The models that excel are the same (GPT-5 and Opus), but the nature of their findings differs:
GPT-5's interface findings are more operational (specific race conditions, specific event
sequences), while Opus's are more structural (fundamental architectural contradictions,
recovery-path tensions).
## Practical Implications
1. **For architecture reviews of interacting components:** Run GPT-5 + Opus together. GPT-5
catches operational gaps (races, ordering, command interfaces). Opus catches structural
contradictions (dead code paths, killed components, recovery-path conflicts).
2. **Sonnet is NOT suitable for interface analysis.** Use it only for single-document tasks
where it has proven capable (assumption-finding, structural review).

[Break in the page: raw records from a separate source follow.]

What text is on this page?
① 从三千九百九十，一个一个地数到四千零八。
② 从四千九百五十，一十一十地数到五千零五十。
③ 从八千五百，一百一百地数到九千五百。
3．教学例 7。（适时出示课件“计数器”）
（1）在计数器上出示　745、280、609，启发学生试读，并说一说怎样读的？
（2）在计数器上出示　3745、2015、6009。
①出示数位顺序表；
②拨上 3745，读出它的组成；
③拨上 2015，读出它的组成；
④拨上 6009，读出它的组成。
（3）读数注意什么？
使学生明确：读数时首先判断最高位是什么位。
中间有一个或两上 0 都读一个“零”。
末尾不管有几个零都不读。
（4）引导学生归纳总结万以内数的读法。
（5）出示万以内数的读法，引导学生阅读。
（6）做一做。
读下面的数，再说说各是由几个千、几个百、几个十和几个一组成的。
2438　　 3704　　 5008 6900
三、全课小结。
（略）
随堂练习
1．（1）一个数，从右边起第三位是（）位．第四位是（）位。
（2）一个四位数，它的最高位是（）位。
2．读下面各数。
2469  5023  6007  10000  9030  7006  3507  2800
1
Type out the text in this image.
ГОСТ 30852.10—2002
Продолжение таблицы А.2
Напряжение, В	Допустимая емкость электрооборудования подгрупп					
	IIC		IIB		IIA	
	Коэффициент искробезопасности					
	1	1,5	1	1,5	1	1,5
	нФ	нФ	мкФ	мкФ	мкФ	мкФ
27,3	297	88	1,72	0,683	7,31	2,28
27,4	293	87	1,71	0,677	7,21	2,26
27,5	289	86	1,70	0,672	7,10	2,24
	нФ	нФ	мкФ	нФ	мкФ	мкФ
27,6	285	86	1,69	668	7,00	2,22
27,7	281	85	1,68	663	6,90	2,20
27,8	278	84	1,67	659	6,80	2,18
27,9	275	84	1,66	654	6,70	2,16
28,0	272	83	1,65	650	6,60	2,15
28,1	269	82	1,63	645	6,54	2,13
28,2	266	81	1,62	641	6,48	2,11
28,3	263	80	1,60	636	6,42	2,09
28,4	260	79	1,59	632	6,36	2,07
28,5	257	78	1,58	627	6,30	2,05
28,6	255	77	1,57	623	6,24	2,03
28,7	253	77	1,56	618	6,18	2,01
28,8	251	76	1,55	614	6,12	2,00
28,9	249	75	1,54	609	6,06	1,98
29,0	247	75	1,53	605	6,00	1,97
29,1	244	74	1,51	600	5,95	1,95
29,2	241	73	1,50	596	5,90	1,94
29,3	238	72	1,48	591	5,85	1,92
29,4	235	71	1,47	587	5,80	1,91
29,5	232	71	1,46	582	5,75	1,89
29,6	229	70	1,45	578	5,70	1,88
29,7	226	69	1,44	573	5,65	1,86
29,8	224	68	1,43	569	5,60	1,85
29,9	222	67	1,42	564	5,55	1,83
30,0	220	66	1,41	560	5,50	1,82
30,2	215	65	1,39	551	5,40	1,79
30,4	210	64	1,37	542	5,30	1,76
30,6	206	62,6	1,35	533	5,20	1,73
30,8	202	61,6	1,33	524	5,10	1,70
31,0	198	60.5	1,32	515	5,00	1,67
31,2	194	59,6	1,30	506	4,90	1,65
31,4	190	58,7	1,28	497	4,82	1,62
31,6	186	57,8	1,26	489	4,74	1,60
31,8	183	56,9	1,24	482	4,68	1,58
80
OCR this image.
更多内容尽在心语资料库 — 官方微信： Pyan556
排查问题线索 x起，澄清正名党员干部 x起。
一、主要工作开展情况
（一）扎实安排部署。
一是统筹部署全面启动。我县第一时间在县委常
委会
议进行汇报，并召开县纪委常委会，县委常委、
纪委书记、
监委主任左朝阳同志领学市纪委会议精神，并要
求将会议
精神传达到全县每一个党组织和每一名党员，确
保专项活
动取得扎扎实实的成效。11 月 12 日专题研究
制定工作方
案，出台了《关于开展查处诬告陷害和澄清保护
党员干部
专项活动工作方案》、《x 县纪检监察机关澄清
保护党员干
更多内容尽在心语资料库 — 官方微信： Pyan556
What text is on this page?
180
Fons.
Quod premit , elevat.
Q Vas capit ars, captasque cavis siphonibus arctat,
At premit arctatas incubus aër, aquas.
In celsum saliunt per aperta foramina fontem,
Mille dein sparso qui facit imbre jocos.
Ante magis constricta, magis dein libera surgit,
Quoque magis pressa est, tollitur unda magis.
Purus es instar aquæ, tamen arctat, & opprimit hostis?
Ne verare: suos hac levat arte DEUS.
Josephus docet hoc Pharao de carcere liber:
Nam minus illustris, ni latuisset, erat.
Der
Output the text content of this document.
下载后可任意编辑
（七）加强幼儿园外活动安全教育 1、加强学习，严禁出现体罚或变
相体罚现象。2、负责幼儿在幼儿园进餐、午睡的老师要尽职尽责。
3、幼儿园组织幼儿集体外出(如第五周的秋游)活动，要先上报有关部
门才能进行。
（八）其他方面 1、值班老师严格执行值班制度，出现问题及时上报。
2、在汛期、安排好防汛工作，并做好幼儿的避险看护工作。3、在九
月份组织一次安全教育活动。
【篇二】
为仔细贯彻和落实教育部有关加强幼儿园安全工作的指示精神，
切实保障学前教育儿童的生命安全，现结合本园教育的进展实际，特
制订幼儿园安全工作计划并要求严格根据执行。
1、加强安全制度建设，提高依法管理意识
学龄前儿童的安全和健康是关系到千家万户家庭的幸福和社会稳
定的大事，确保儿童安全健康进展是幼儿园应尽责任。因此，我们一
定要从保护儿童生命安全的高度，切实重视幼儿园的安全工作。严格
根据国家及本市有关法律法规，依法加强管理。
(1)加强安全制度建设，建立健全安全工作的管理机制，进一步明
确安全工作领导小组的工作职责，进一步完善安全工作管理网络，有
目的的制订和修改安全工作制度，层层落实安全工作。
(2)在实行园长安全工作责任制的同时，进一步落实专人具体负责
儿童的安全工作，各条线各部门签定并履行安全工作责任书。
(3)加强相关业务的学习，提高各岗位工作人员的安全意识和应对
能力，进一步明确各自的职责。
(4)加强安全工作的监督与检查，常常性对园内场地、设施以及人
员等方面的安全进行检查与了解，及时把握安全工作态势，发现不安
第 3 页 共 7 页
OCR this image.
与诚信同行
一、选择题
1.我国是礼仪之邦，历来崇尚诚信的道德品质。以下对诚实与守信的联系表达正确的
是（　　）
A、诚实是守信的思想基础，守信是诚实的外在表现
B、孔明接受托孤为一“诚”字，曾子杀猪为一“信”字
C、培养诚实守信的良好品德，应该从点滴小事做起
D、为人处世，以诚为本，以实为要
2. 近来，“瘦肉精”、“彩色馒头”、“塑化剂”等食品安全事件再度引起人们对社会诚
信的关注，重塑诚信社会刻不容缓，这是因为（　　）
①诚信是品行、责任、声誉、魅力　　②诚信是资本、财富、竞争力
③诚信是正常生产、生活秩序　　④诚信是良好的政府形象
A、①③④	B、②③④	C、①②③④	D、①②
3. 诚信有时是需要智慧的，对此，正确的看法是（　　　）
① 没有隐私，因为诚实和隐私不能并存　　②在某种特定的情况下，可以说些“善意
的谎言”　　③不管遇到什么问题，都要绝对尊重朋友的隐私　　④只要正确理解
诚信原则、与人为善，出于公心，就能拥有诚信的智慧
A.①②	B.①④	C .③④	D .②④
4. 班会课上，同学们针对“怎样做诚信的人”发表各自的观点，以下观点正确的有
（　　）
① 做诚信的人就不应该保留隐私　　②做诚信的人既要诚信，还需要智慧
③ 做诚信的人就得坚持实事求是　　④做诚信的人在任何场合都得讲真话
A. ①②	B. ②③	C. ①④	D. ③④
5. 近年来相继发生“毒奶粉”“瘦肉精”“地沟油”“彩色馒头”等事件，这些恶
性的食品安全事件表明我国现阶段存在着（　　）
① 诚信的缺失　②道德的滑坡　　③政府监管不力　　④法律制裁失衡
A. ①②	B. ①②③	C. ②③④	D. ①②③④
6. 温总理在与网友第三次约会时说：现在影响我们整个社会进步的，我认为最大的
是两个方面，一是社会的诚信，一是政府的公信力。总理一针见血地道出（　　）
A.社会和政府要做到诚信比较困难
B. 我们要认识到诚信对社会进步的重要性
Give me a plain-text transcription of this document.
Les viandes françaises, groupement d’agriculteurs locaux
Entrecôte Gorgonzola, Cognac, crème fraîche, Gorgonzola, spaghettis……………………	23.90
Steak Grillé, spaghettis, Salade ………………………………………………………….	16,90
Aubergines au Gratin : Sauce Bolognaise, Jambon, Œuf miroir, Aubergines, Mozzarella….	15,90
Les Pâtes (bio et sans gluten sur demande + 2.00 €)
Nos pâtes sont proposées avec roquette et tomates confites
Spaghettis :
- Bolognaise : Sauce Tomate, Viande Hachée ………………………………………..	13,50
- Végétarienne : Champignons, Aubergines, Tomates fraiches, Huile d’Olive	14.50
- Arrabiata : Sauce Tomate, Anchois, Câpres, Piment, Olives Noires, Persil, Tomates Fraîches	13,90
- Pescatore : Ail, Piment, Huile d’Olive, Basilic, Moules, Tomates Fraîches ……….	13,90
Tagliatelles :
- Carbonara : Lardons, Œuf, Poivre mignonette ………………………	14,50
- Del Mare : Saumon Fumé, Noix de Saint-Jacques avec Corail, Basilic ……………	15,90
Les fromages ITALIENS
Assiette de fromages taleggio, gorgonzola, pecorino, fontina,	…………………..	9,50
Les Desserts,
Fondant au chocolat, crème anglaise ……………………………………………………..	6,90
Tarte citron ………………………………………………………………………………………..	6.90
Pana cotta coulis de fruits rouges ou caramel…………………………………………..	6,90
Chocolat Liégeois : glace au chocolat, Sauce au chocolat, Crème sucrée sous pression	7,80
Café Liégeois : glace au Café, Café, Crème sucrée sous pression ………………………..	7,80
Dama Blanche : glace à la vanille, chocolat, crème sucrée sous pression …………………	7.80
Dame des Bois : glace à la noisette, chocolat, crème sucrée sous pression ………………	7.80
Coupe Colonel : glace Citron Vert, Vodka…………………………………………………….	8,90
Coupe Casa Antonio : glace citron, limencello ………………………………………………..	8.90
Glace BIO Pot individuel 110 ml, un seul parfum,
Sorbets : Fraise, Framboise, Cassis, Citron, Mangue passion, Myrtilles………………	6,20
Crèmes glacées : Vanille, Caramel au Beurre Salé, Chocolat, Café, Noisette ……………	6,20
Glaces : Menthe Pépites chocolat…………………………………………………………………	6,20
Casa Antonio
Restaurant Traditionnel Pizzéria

3. **The "both documents together" framing is critical.** Previous experiments showed models
find plenty of issues in each document alone. The interface analysis prompt forces models
to reason about the SPACE BETWEEN the documents — which is where the real bugs live in
multi-component systems.
4. **Recommendations should specify the integration contract.** The most valuable output from
this type of analysis is not "here's what's wrong" but "here's what the integration
contract must define" — precedence rules, command APIs, event subscriptions, atomic
sequencing guarantees.
## Next Experiments
- **Three-document interface analysis:** Add `continuous-risk-monitoring.md` as a third document
(it bridges both). Do models find additional interface gaps that only emerge from the
three-way interaction?
- **Adversarial ensemble on interface analysis:** Give Opus GPT-5's interface findings and ask
it to critique + extend (per Finding #35 methodology). Does the ensemble approach produce
even more interface insights?
- **Implementation-level verification:** Take the top interface findings from this experiment
and check them against gargoyle's actual code. Are these REAL bugs or are the documents
already consistent at the implementation level despite the spec-level gaps?